Waiting lists and death are too often the outcomes for people suffering from End Stage Renal Disease (ESRD). Sadly, this familiar story occurs in virtually every country across the world.

In the US alone 73,000 people are waiting for a kidney donation and the waiting list is growing. Since 1999, 30,000 people have died whilst waiting for a kidney that never arrived.

These figures are reported by Benjamin E. Hippen, MD, a nephrologist (kidney expert), member of leading transplantation organisations and associate editor of the American Journal of Transplantation.

His report is available here and remarkably notes that Iran is the world’s only country to have eliminated waiting lists. This has been achieved via a kidney vendor program, made possible through the legalisation of kidney vending.

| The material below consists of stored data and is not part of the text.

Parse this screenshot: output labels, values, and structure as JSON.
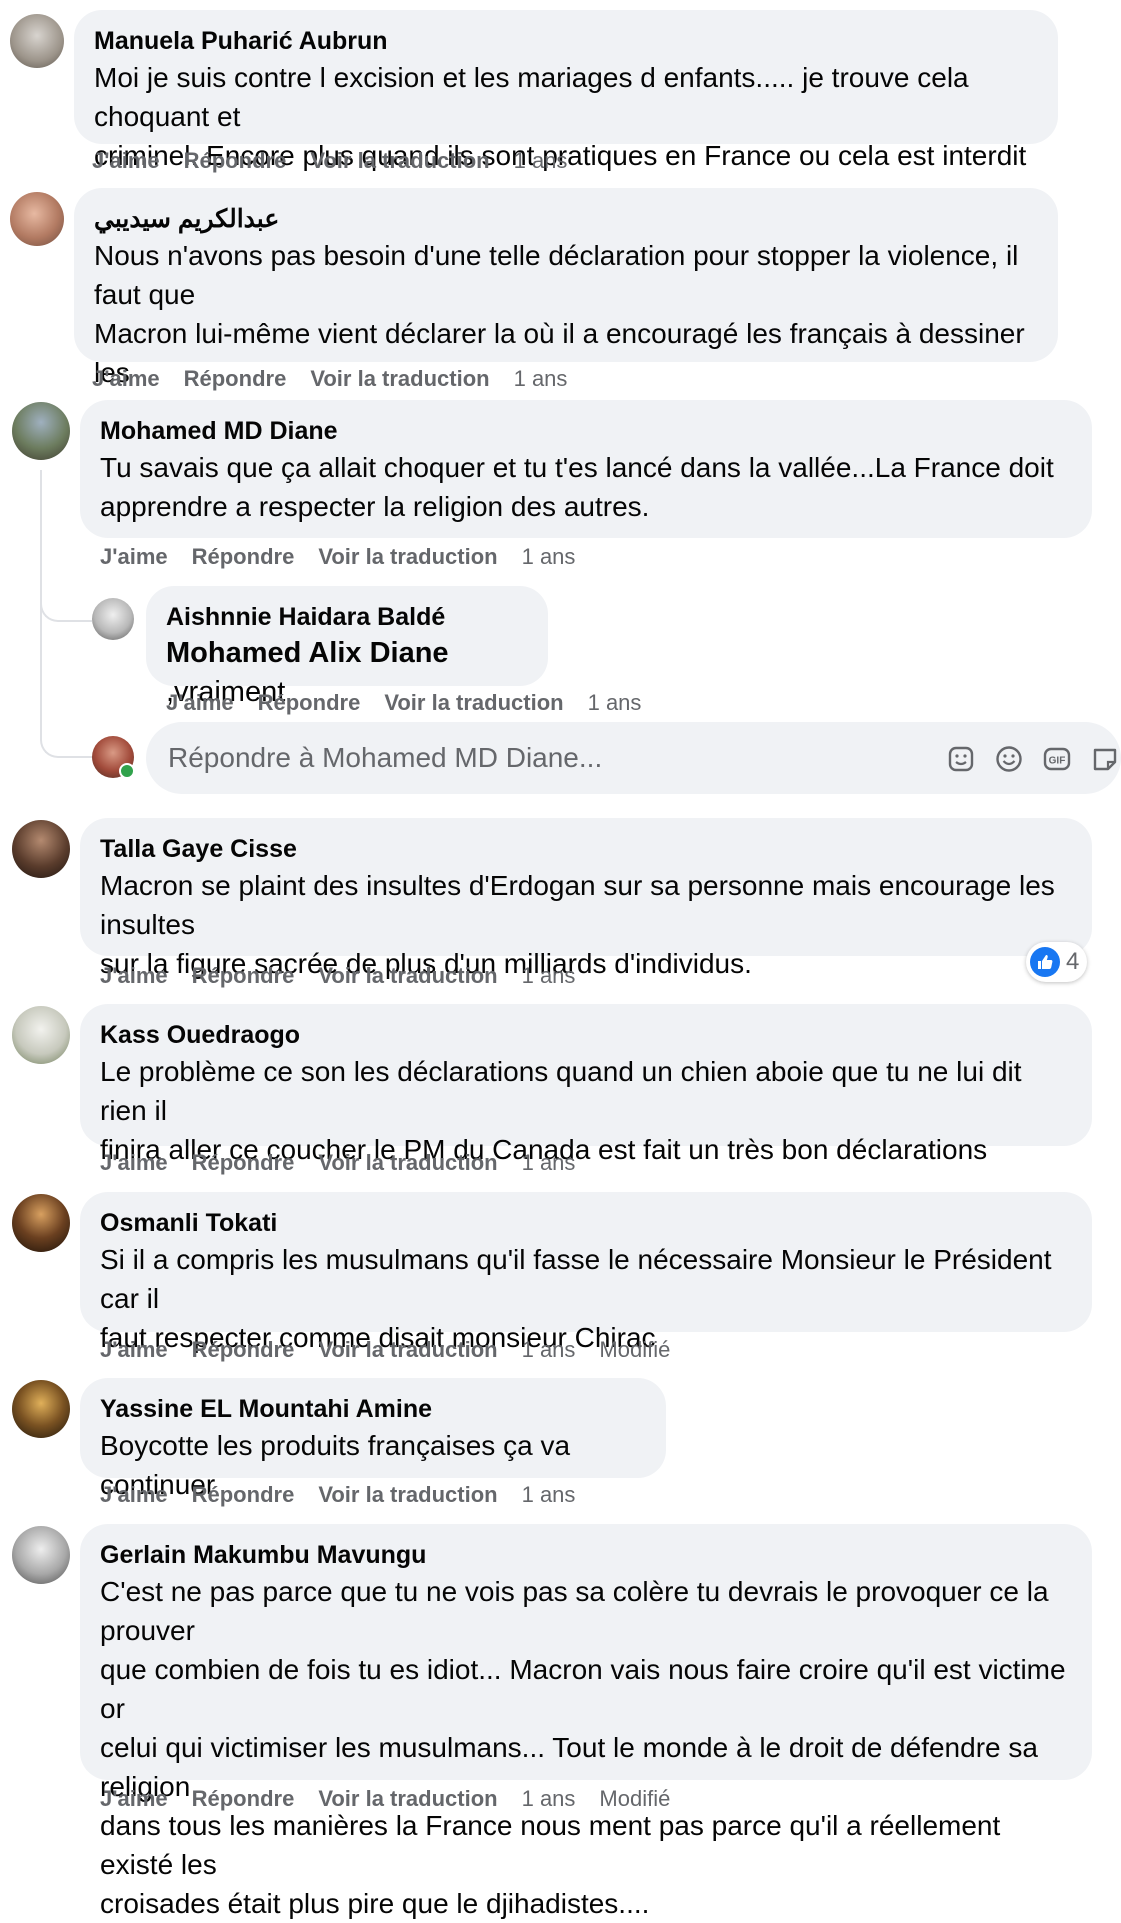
{
  "actions": {
    "like": "J'aime",
    "reply": "Répondre",
    "translate": "Voir la traduction",
    "edited": "Modifié"
  },
  "comments": [
    {
      "author": "Manuela Puharić Aubrun",
      "text": "Moi je suis contre l excision et les mariages d enfants..... je trouve cela choquant et\ncriminel. Encore plus quand ils sont pratiques en France ou cela est interdit .",
      "time": "1 ans"
    },
    {
      "author": "عبدالكريم سيديبي",
      "text": "Nous n'avons pas besoin d'une telle déclaration pour stopper la violence, il faut que\nMacron lui-même vient déclarer la où il a encouragé les français à dessiner les\ncaricatures",
      "time": "1 ans"
    },
    {
      "author": "Mohamed MD Diane",
      "text": "Tu savais que ça allait choquer et tu t'es lancé dans la vallée...La France doit\napprendre a respecter la religion des autres.",
      "time": "1 ans"
    },
    {
      "author": "Talla Gaye Cisse",
      "text": "Macron se plaint des insultes d'Erdogan sur sa personne mais encourage les insultes\nsur la figure sacrée de plus d'un milliards d'individus.",
      "time": "1 ans",
      "reactions": "4"
    },
    {
      "author": "Kass Ouedraogo",
      "text": "Le problème ce son les déclarations quand un chien aboie que tu ne lui dit rien il\nfinira aller ce coucher le PM du Canada est fait un très bon déclarations",
      "time": "1 ans"
    },
    {
      "author": "Osmanli Tokati",
      "text": "Si il a compris les musulmans qu'il fasse le nécessaire Monsieur le Président car il\nfaut respecter comme disait monsieur Chirac",
      "time": "1 ans"
    },
    {
      "author": "Yassine EL Mountahi Amine",
      "text": "Boycotte les produits françaises ça va continuer",
      "time": "1 ans"
    },
    {
      "author": "Gerlain Makumbu Mavungu",
      "text": "C'est ne pas parce que tu ne vois pas sa colère tu devrais le provoquer ce la prouver\nque combien de fois tu es idiot... Macron vais nous faire croire qu'il est victime or\ncelui qui victimiser les musulmans... Tout le monde à le droit de défendre sa religion\ndans tous les manières la France nous ment pas parce qu'il a réellement existé les\ncroisades était plus pire que le djihadistes....",
      "time": "1 ans"
    }
  ],
  "reply": {
    "author": "Aishnnie Haidara Baldé",
    "mention": "Mohamed Alix Diane",
    "text": " ,vraiment",
    "time": "1 ans"
  },
  "reply_input": {
    "placeholder": "Répondre à Mohamed MD Diane...",
    "icons": [
      "sticker-icon",
      "emoji-icon",
      "gif-icon",
      "sticker-face-icon"
    ]
  },
  "colors": {
    "bubble": "#f0f2f5",
    "secondary_text": "#65676b",
    "like_blue": "#1877f2",
    "online_green": "#31a24c"
  }
}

The program allows vendors to approach a not-for-profit body, Dialysis and Transplant Patients Association (DATPA), which matches them with recipients. Vendors are compensated by the government, receive health insurance and additional funds from either recipients or charities funding recipients. Vendors are assessed with non-remunerated donors and the operation vetoed if the vendor is found to be medically unsuitable.

Whilst noting problems within the system, Hippen notes that the involvement of an intermediary not-for-profit organisation and other means of legal framework mitigate concerns about organ donation.

This scheme could work in other countries which have organ shortages, thus reducing waiting lists, saving lives and eliminating illegal organ trafficking.